Marque's rule engine operates on raw text. marque-extract is what turns a .docx, .pdf, image, or other supported format into the byte buffer the scanner reads. Metadata extraction runs in the same pass and is surfaced as MetadataWarning values — always reported; stripping is opt-in via ExtractionOptions::strip_metadata.
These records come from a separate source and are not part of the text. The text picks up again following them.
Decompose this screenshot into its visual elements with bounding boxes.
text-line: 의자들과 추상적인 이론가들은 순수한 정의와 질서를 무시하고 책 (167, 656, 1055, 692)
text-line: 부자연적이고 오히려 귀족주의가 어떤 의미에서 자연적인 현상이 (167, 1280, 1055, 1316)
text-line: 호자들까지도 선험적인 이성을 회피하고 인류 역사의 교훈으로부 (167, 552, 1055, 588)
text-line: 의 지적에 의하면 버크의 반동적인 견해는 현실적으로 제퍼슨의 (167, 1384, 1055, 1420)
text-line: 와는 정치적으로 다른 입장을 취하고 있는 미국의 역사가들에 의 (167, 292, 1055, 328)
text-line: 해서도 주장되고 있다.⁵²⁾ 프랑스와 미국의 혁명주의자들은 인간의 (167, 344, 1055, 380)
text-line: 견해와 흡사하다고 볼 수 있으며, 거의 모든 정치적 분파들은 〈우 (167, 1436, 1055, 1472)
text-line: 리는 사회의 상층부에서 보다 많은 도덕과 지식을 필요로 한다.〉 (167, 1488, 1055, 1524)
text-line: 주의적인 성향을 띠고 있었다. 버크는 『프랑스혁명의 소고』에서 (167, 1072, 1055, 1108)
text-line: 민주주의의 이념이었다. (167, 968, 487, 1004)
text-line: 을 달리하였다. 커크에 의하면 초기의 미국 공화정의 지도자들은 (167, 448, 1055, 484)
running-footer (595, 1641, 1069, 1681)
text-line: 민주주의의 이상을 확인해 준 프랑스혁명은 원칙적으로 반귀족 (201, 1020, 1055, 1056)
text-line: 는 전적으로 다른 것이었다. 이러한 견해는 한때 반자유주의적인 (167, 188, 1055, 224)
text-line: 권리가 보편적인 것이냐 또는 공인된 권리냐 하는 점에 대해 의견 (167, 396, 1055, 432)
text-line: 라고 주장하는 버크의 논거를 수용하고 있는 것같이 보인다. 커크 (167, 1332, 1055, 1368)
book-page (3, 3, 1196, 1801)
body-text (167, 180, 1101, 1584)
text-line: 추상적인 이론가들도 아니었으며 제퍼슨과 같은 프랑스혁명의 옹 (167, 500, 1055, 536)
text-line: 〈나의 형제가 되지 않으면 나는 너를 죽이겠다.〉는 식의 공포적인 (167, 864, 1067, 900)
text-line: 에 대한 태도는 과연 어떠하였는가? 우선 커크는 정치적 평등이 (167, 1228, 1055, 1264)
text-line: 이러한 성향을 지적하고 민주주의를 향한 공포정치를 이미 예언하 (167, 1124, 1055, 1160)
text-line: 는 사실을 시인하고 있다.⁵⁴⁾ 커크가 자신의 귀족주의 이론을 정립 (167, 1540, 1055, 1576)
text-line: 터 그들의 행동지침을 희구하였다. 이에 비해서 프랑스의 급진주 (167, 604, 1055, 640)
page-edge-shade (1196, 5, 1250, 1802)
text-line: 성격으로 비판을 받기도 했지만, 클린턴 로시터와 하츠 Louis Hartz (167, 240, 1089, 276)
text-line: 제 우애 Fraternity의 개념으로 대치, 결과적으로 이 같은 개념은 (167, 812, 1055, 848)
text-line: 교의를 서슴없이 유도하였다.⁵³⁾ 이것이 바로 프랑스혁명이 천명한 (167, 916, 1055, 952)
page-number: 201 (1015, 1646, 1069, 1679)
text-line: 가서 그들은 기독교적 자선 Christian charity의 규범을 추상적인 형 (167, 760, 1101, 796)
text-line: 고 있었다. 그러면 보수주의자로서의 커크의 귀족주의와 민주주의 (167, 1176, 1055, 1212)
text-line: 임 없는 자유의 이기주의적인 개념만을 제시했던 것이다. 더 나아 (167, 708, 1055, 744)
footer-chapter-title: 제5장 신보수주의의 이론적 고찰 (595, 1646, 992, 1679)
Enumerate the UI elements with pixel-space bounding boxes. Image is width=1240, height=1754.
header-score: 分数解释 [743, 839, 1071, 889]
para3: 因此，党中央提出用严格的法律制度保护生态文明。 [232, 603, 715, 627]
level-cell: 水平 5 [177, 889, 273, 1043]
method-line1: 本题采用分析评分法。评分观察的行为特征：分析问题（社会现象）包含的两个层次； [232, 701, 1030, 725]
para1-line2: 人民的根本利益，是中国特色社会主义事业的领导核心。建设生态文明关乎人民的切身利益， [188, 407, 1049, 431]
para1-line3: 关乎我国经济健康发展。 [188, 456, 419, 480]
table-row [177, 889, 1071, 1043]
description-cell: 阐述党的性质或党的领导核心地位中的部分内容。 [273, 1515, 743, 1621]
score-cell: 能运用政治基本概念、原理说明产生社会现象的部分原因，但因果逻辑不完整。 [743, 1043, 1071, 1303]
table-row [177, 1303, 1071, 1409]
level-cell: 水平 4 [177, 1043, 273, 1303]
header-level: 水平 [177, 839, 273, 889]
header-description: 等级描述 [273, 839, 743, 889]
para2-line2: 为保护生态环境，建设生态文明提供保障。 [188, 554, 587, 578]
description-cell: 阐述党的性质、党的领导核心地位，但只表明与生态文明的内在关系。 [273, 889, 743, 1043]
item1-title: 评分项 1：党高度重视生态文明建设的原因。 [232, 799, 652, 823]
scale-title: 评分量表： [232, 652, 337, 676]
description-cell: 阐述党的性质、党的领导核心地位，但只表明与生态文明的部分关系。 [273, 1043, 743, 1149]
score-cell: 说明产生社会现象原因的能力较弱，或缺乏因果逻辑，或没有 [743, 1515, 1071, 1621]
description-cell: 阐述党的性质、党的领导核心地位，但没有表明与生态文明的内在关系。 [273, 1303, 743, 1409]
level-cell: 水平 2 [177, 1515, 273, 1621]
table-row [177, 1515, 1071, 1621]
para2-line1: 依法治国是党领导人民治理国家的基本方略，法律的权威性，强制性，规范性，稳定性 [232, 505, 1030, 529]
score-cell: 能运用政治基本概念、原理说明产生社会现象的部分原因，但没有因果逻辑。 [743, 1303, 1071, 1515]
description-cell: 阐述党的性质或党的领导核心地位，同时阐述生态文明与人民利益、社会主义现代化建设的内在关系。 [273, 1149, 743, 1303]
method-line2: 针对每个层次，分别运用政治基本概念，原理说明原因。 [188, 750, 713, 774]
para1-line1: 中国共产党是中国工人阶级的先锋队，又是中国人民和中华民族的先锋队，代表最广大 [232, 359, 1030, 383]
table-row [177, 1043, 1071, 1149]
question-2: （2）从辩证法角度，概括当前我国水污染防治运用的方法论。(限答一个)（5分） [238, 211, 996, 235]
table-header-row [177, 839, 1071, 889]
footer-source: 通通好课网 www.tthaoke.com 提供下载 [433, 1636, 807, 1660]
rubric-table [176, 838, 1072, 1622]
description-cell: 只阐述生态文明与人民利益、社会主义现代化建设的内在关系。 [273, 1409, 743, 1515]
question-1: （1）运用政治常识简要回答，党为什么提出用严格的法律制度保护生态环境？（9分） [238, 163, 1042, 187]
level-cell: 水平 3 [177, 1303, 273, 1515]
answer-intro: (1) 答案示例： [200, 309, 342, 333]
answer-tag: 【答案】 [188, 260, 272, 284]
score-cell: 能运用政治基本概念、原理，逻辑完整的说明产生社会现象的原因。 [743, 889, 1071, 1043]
Not included in the WASM build. In the WASM context, the calling application is responsible for providing pre-extracted text directly to the engine. See marque-wasm.

Public API

Type Purpose
Extractor Entry point — async extract for streaming, sync extract_bytes for in-memory.
ExtractionOptions Per-call configuration: extract_metadata, strip_metadata, ocr.
ExtractedDocument Output: text buffer + detected format + optional metadata report.
MetadataReport, MetadataField, MetadataWarning Structured metadata findings.

Usage

use marque_extract::{Extractor, ExtractionOptions};

# async fn run() -> anyhow::Result<()> {
let extractor = Extractor;
let opts = ExtractionOptions { extract_metadata: true, ..Default::default() };
let doc = extractor.extract("contract.pdf", &opts).await?;

println!("text bytes: {}", doc.text.len());
if let Some(report) = &doc.metadata {
    for warning in &report.warnings {
        eprintln!("metadata: {warning:?}");
    }
}
# Ok(()) }

Features

Feature Effect
ocr Enables OCR backends via Kreuzberg for scanned-document support.

WASM Compatibility

Not WASM-compatible. WASM builds must perform extraction in the host environment (browser, Node, worker) and pass text into marque-wasm directly.

License

Marque License 1.0 (LicenseRef-MarqueLicense-1.0). See LICENSE.md.